Archétype du cinéma direct, Grey Gardens se présente comme l’immersion dans le quotidien de deux femmes, une presque octogénaire et sa fille, vivant recluses dans une immense demeure d’East Hampton, lieu de villégiature de l’élite New-Yorkaise. Tante et cousine de Jackie Kennedy, les deux habitantes ont un temps appartenu aux hautes sphères, jusqu’au départ du mari, qui a laissé cette demeure de 28 pièces à son ex-épouse appelant à sa rescousse une fille qui tentait une carrière de chanteuse et mannequin.
Toute la féconde richesse du film et du dispositif se logent ici : pour que cette ambition d’un documentaire aussi authentique que possible soit honorée, il faut, à l’origine, un sujet on ne peut plus romanesque. Car si le film ne raconte à proprement parler rien de particulier, s’il s’attarde surtout sur une oisiveté un peu angoissante et des journées toutes semblables, ses réalisateurs, les frères Maysles, ont tout de suite perçu le formidable potentiel des résidentes. D’abord curieux par les coupures de presse évoquant leur possible éviction du fait de l’état insalubre de leur maison, ils donnent à voir un décor incroyable : une propriété de prestige totalement décatie, envahie par une végétation galopante, dans laquelle squattent ces deux femmes. Les déchets jonchent le sol, les chats font la loi, tandis que des ratons laveurs ont élu domicile dans le grenier.

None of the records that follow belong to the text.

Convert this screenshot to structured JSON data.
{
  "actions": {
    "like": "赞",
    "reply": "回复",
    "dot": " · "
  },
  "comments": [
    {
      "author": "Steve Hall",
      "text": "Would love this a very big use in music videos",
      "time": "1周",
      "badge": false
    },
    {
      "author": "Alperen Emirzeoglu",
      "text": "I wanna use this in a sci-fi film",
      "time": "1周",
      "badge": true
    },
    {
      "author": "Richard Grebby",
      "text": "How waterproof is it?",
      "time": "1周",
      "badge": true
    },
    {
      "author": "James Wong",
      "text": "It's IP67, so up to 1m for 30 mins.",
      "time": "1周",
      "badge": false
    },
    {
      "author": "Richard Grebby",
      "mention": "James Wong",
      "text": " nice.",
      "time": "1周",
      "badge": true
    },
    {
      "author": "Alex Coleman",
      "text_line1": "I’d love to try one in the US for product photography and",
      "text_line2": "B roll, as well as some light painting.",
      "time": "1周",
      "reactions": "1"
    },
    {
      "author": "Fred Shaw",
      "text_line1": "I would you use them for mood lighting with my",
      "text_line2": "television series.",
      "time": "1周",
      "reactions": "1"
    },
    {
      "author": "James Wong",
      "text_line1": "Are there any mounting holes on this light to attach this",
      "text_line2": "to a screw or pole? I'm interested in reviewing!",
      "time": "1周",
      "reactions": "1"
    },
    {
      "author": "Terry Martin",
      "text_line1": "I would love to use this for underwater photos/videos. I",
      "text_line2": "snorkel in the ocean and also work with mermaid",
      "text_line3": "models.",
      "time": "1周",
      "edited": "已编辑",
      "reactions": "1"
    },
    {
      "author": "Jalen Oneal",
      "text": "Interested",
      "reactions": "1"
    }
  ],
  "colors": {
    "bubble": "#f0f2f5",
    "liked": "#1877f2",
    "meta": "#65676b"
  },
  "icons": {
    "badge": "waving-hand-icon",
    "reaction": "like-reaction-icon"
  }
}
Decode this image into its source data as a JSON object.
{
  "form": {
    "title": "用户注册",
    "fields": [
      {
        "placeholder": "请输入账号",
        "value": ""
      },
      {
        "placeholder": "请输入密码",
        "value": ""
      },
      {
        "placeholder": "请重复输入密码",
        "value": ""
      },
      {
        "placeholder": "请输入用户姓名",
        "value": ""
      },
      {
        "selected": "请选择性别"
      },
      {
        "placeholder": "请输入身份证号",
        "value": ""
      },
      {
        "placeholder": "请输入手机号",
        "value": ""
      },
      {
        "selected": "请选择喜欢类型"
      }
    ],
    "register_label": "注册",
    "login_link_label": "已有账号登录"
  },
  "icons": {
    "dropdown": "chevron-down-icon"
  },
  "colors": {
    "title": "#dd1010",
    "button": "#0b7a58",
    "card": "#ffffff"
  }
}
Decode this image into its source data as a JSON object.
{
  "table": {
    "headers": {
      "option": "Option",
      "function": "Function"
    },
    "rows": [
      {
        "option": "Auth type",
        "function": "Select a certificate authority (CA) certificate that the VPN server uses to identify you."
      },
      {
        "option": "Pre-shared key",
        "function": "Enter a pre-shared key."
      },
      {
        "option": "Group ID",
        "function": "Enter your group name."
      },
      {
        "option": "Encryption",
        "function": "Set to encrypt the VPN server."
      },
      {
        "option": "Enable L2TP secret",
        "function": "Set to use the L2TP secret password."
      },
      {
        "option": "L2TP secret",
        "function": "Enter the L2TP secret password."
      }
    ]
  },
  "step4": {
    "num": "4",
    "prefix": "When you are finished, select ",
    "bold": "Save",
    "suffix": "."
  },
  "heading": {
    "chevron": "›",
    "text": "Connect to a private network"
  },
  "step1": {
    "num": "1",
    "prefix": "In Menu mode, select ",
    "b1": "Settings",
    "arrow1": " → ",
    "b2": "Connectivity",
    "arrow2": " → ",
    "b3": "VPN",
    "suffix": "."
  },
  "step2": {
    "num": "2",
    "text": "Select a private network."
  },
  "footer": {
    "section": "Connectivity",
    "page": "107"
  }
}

Cet état des lieux vaut à lui seul le documentaire ; mais le portrait des deux propriétaires, en osmose absolue avec l’histoire décrépie du bâtiment, va le propulser vers des sommets. Les deux Edith vivent dans une temporalité à nulle autre pareille, mélange d’un présent suspendu, sans projet, sans rencontres, sans travail, et d’un passé à laquelle chacune se raccroche pour faire perdurer une identité qui n’a plus cours. Cette alliance entre la grandeur et la ruine, la beauté (du chant, des gravures, des photographies, de la mer environnante) et la crasse confère à cet univers un charme vénéneux tout bonnement fascinant.
En laissant la caméra tourner, les réalisateurs captent différentes facettes de la vérité : le caractère excentrique des personnages, une insouciance aux rives de la folie, et de très intenses confidences au cours desquelles la tristesse, l’amertume ou l’hostilité font soudain irruption. Sans qu’on ne sache jamais quelle est la part de comédie de ces femmes, si elles croient ou non à leurs affabulations (les nombreux prétendants que se prête la fille, et la manière dont la mère les aurait éconduits), le réel est partout. Dans la fragilité, le caractère profondément touchant de ces personnes qui se livrent sans filtre, comme lorsque la fille chuchote à destination de la caméra, entre paranoïa et confidences, ou dans ces conflits où s’affirme conjointement une aliénation commune et un amour inconditionnel.
La mère est décédée deux ans après le tournage, permettant à la fille, enfin, de vendre la maison et retourner à New York où elle essaya de remonter sur les planches, sans succès ni talent. Elle ignorait probablement que son plus beau rôle avait été écrit dans ce quotidien hors normes et à vif.